[FEATURE] support ChromaDB as a builtin target
Similar to LanceDB support. Please make ChromaDB an optional dependency.
❤️ Contributors, please refer to 📙Contributing Guide.
Unless the PR can be sent immediately (e.g. just a few lines of code), we recommend you to leave a comment on the issue like I'm working on it or Can I work on this issue? to avoid duplicating work. Our Discord server is always open and friendly.
Hi @georgeh0! I'd like to work on this ChromaDB integration.
I've reviewed the LanceDB implementation (~450 lines) and understand the pattern. However, before I start, I wanted to check if you'd be open to a phased approach:
Phase 1 (MVP - this PR):
- Basic ChromaDB connector with core CRUD operations
- Schema mapping (PyArrow types → ChromaDB metadata)

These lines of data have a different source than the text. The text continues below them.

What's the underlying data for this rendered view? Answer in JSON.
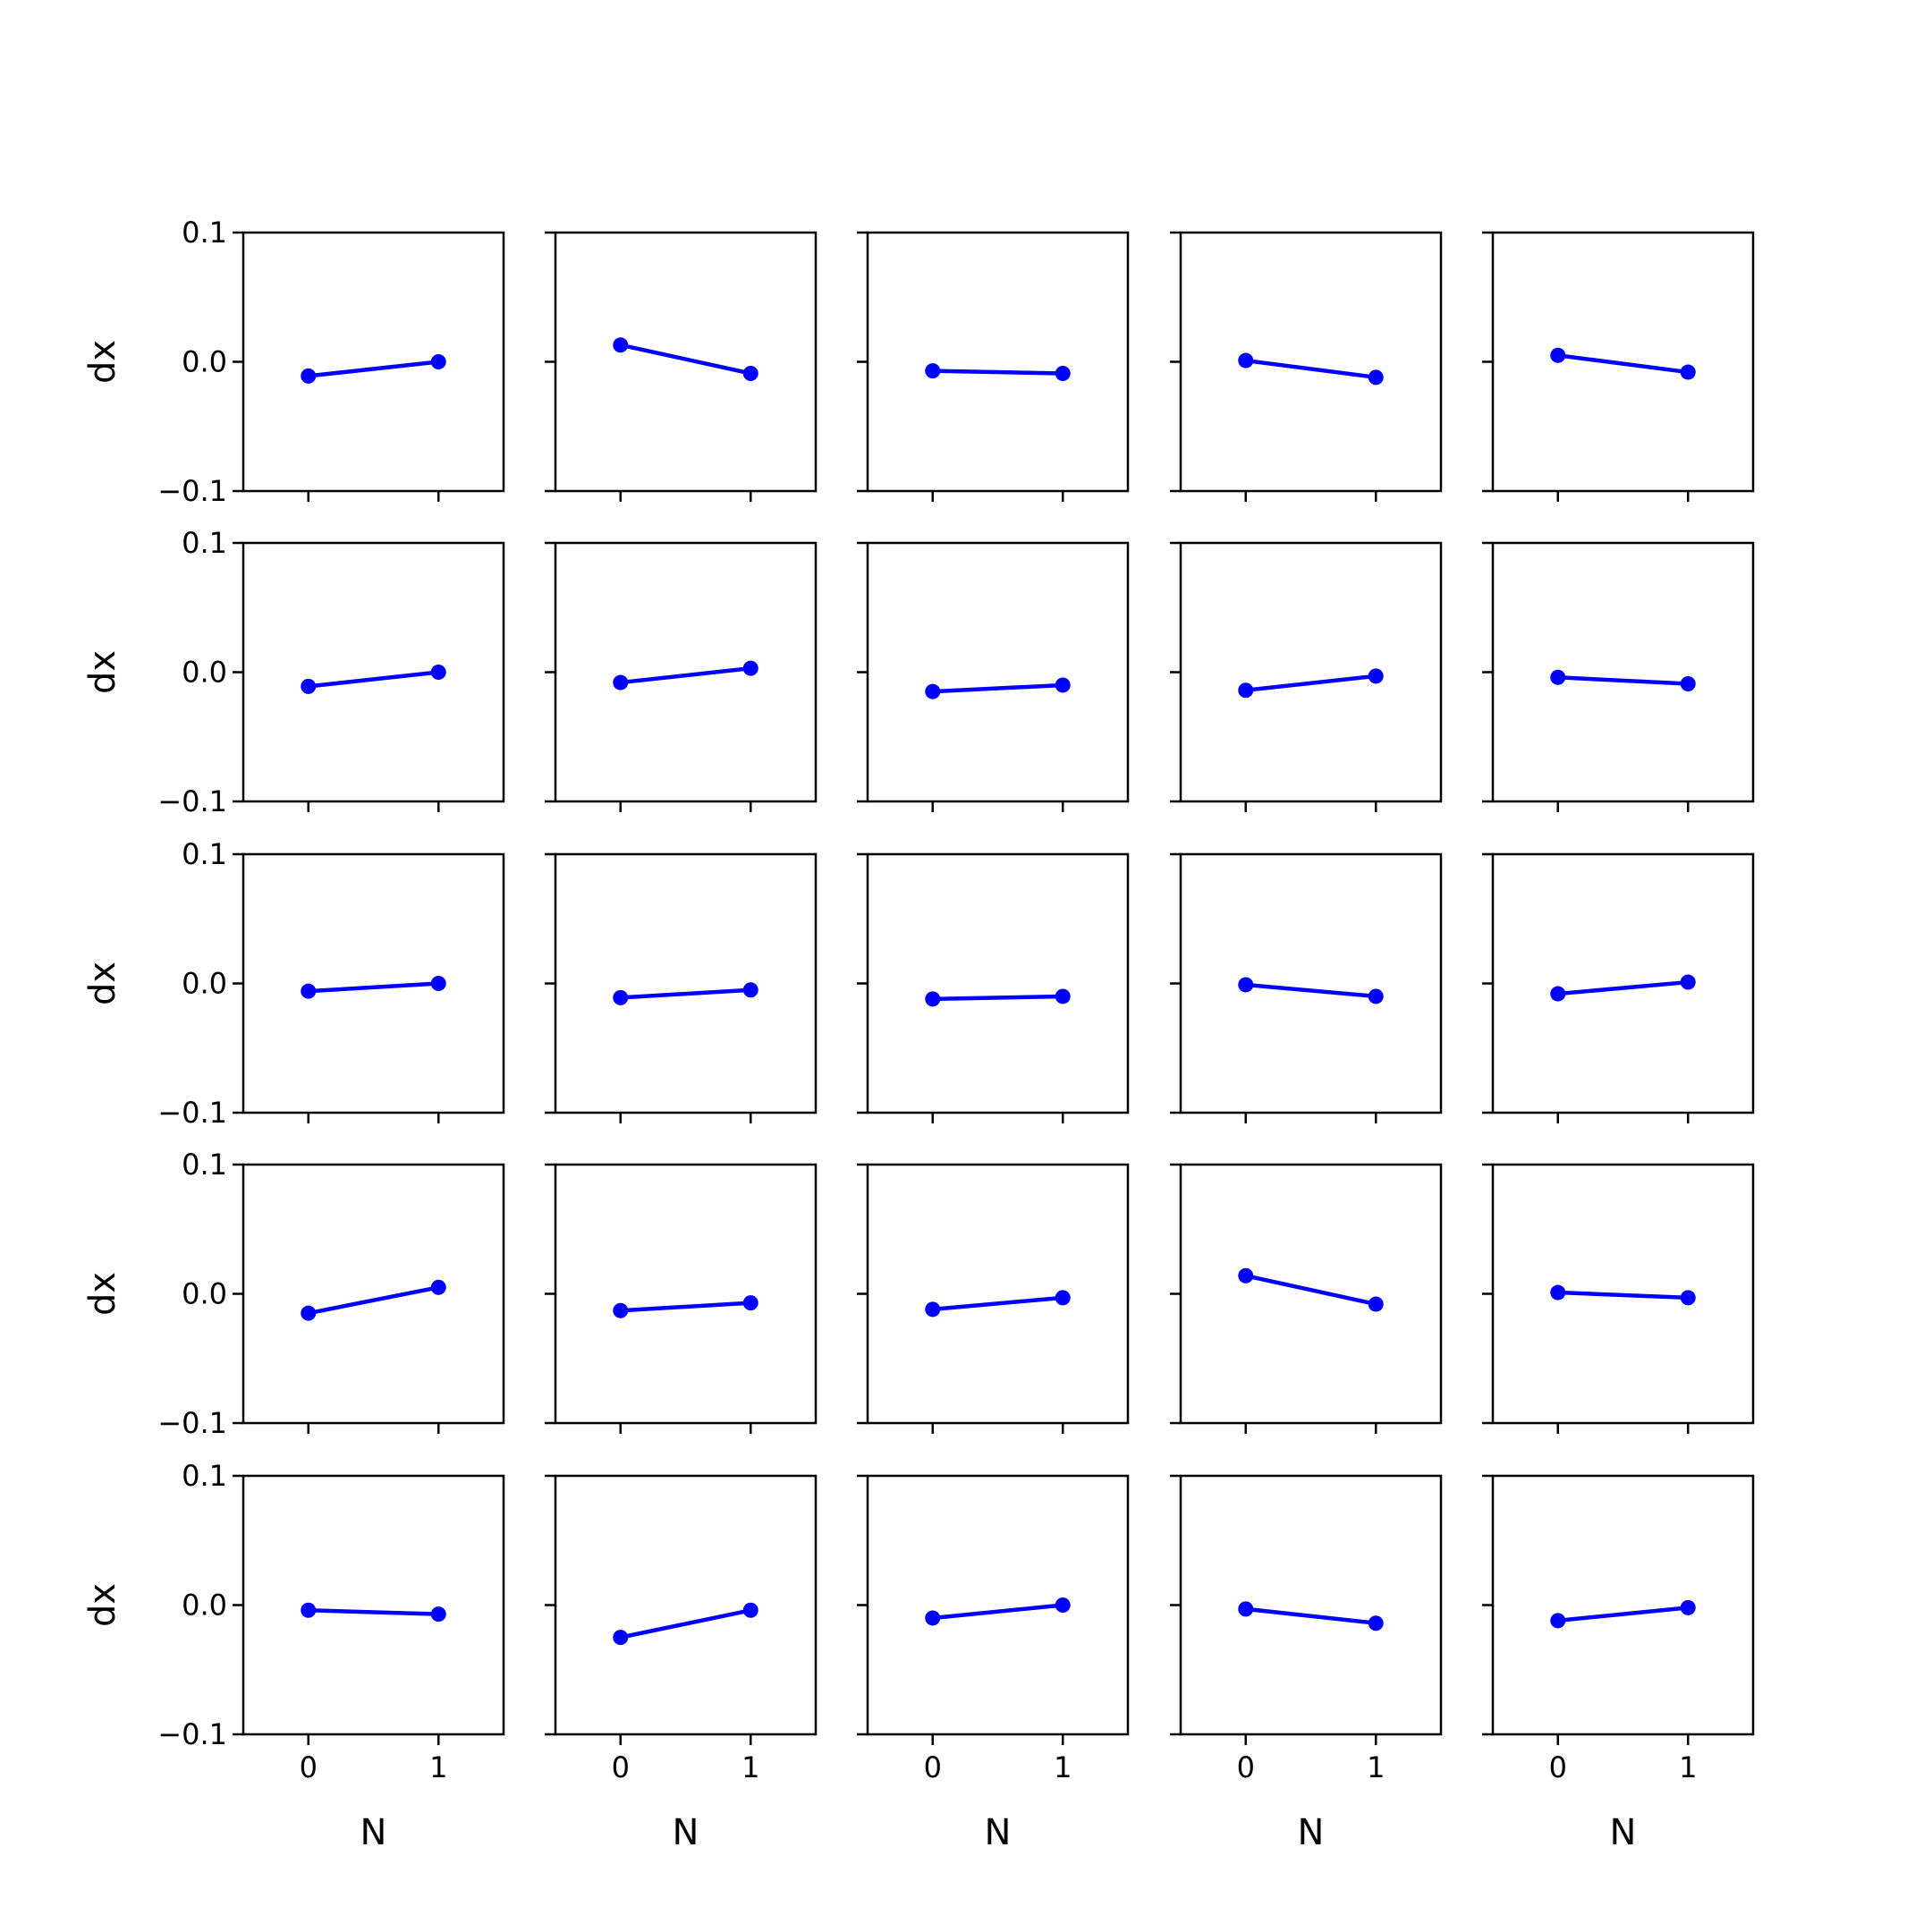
{
  "colors": {
    "line": "#0000ff",
    "marker": "#0000ff",
    "frame": "#000000",
    "background": "#ffffff"
  },
  "layout": {
    "rows": 5,
    "cols": 5,
    "sharex": true,
    "sharey": true
  },
  "chart_data": [
    {
      "type": "line",
      "x": [
        0,
        1
      ],
      "y": [
        -0.011,
        0.0
      ],
      "xlabel": "",
      "ylabel": "dx",
      "ylim": [
        -0.1,
        0.1
      ],
      "yticks": [
        "0.1",
        "0.0",
        "−0.1"
      ],
      "xticks": [],
      "grid": false
    },
    {
      "type": "line",
      "x": [
        0,
        1
      ],
      "y": [
        0.013,
        -0.009
      ],
      "xlabel": "",
      "ylabel": "",
      "ylim": [
        -0.1,
        0.1
      ],
      "yticks": [],
      "xticks": [],
      "grid": false
    },
    {
      "type": "line",
      "x": [
        0,
        1
      ],
      "y": [
        -0.007,
        -0.009
      ],
      "xlabel": "",
      "ylabel": "",
      "ylim": [
        -0.1,
        0.1
      ],
      "yticks": [],
      "xticks": [],
      "grid": false
    },
    {
      "type": "line",
      "x": [
        0,
        1
      ],
      "y": [
        0.001,
        -0.012
      ],
      "xlabel": "",
      "ylabel": "",
      "ylim": [
        -0.1,
        0.1
      ],
      "yticks": [],
      "xticks": [],
      "grid": false
    },
    {
      "type": "line",
      "x": [
        0,
        1
      ],
      "y": [
        0.005,
        -0.008
      ],
      "xlabel": "",
      "ylabel": "",
      "ylim": [
        -0.1,
        0.1
      ],
      "yticks": [],
      "xticks": [],
      "grid": false
    },
    {
      "type": "line",
      "x": [
        0,
        1
      ],
      "y": [
        -0.011,
        0.0
      ],
      "xlabel": "",
      "ylabel": "dx",
      "ylim": [
        -0.1,
        0.1
      ],
      "yticks": [
        "0.1",
        "0.0",
        "−0.1"
      ],
      "xticks": [],
      "grid": false
    },
    {
      "type": "line",
      "x": [
        0,
        1
      ],
      "y": [
        -0.008,
        0.003
      ],
      "xlabel": "",
      "ylabel": "",
      "ylim": [
        -0.1,
        0.1
      ],
      "yticks": [],
      "xticks": [],
      "grid": false
    },
    {
      "type": "line",
      "x": [
        0,
        1
      ],
      "y": [
        -0.015,
        -0.01
      ],
      "xlabel": "",
      "ylabel": "",
      "ylim": [
        -0.1,
        0.1
      ],
      "yticks": [],
      "xticks": [],
      "grid": false
    },
    {
      "type": "line",
      "x": [
        0,
        1
      ],
      "y": [
        -0.014,
        -0.003
      ],
      "xlabel": "",
      "ylabel": "",
      "ylim": [
        -0.1,
        0.1
      ],
      "yticks": [],
      "xticks": [],
      "grid": false
    },
    {
      "type": "line",
      "x": [
        0,
        1
      ],
      "y": [
        -0.004,
        -0.009
      ],
      "xlabel": "",
      "ylabel": "",
      "ylim": [
        -0.1,
        0.1
      ],
      "yticks": [],
      "xticks": [],
      "grid": false
    },
    {
      "type": "line",
      "x": [
        0,
        1
      ],
      "y": [
        -0.006,
        0.0
      ],
      "xlabel": "",
      "ylabel": "dx",
      "ylim": [
        -0.1,
        0.1
      ],
      "yticks": [
        "0.1",
        "0.0",
        "−0.1"
      ],
      "xticks": [],
      "grid": false
    },
    {
      "type": "line",
      "x": [
        0,
        1
      ],
      "y": [
        -0.011,
        -0.005
      ],
      "xlabel": "",
      "ylabel": "",
      "ylim": [
        -0.1,
        0.1
      ],
      "yticks": [],
      "xticks": [],
      "grid": false
    },
    {
      "type": "line",
      "x": [
        0,
        1
      ],
      "y": [
        -0.012,
        -0.01
      ],
      "xlabel": "",
      "ylabel": "",
      "ylim": [
        -0.1,
        0.1
      ],
      "yticks": [],
      "xticks": [],
      "grid": false
    },
    {
      "type": "line",
      "x": [
        0,
        1
      ],
      "y": [
        -0.001,
        -0.01
      ],
      "xlabel": "",
      "ylabel": "",
      "ylim": [
        -0.1,
        0.1
      ],
      "yticks": [],
      "xticks": [],
      "grid": false
    },
    {
      "type": "line",
      "x": [
        0,
        1
      ],
      "y": [
        -0.008,
        0.001
      ],
      "xlabel": "",
      "ylabel": "",
      "ylim": [
        -0.1,
        0.1
      ],
      "yticks": [],
      "xticks": [],
      "grid": false
    },
    {
      "type": "line",
      "x": [
        0,
        1
      ],
      "y": [
        -0.015,
        0.005
      ],
      "xlabel": "",
      "ylabel": "dx",
      "ylim": [
        -0.1,
        0.1
      ],
      "yticks": [
        "0.1",
        "0.0",
        "−0.1"
      ],
      "xticks": [],
      "grid": false
    },
    {
      "type": "line",
      "x": [
        0,
        1
      ],
      "y": [
        -0.013,
        -0.007
      ],
      "xlabel": "",
      "ylabel": "",
      "ylim": [
        -0.1,
        0.1
      ],
      "yticks": [],
      "xticks": [],
      "grid": false
    },
    {
      "type": "line",
      "x": [
        0,
        1
      ],
      "y": [
        -0.012,
        -0.003
      ],
      "xlabel": "",
      "ylabel": "",
      "ylim": [
        -0.1,
        0.1
      ],
      "yticks": [],
      "xticks": [],
      "grid": false
    },
    {
      "type": "line",
      "x": [
        0,
        1
      ],
      "y": [
        0.014,
        -0.008
      ],
      "xlabel": "",
      "ylabel": "",
      "ylim": [
        -0.1,
        0.1
      ],
      "yticks": [],
      "xticks": [],
      "grid": false
    },
    {
      "type": "line",
      "x": [
        0,
        1
      ],
      "y": [
        0.001,
        -0.003
      ],
      "xlabel": "",
      "ylabel": "",
      "ylim": [
        -0.1,
        0.1
      ],
      "yticks": [],
      "xticks": [],
      "grid": false
    },
    {
      "type": "line",
      "x": [
        0,
        1
      ],
      "y": [
        -0.004,
        -0.007
      ],
      "xlabel": "N",
      "ylabel": "dx",
      "ylim": [
        -0.1,
        0.1
      ],
      "yticks": [
        "0.1",
        "0.0",
        "−0.1"
      ],
      "xticks": [
        "0",
        "1"
      ],
      "grid": false
    },
    {
      "type": "line",
      "x": [
        0,
        1
      ],
      "y": [
        -0.025,
        -0.004
      ],
      "xlabel": "N",
      "ylabel": "",
      "ylim": [
        -0.1,
        0.1
      ],
      "yticks": [],
      "xticks": [
        "0",
        "1"
      ],
      "grid": false
    },
    {
      "type": "line",
      "x": [
        0,
        1
      ],
      "y": [
        -0.01,
        0.0
      ],
      "xlabel": "N",
      "ylabel": "",
      "ylim": [
        -0.1,
        0.1
      ],
      "yticks": [],
      "xticks": [
        "0",
        "1"
      ],
      "grid": false
    },
    {
      "type": "line",
      "x": [
        0,
        1
      ],
      "y": [
        -0.003,
        -0.014
      ],
      "xlabel": "N",
      "ylabel": "",
      "ylim": [
        -0.1,
        0.1
      ],
      "yticks": [],
      "xticks": [
        "0",
        "1"
      ],
      "grid": false
    },
    {
      "type": "line",
      "x": [
        0,
        1
      ],
      "y": [
        -0.012,
        -0.002
      ],
      "xlabel": "N",
      "ylabel": "",
      "ylim": [
        -0.1,
        0.1
      ],
      "yticks": [],
      "xticks": [
        "0",
        "1"
      ],
      "grid": false
    }
  ]
}
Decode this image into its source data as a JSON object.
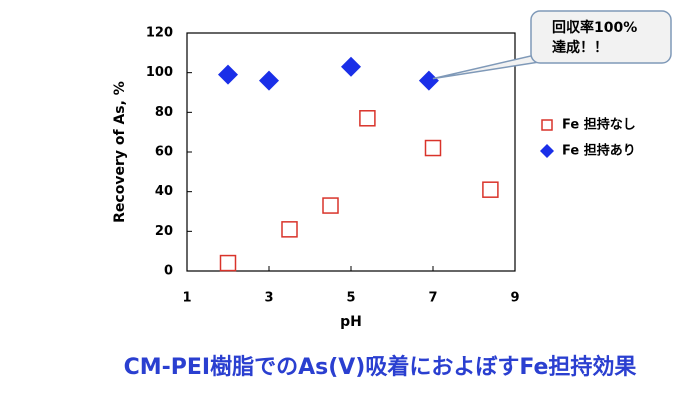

- Optional dependency setup
- Basic tests
- Estimated scope: ~150-200 lines
Phase 2 (follow-up PR):
- Vector index support with configurable metrics
- Advanced indexing options
- Performance optimizations
This would allow for faster initial integration and incremental improvements. The ChromaDB API is simpler than LanceDB in some ways (no PyArrow conversion needed), so the basic implementation should be more compact.
Would this approach work for you, or would you prefer a complete implementation matching LanceDB's feature set in a single PR?
Looking forward to your guidance!
@ambicuity thanks for taking this! assigned.
open for take!
Would like to take this up 😄
Dropping a ping again to be assigned (just for the record); will be working on it anyway!
@Haleshot assigned. Thanks for taking this!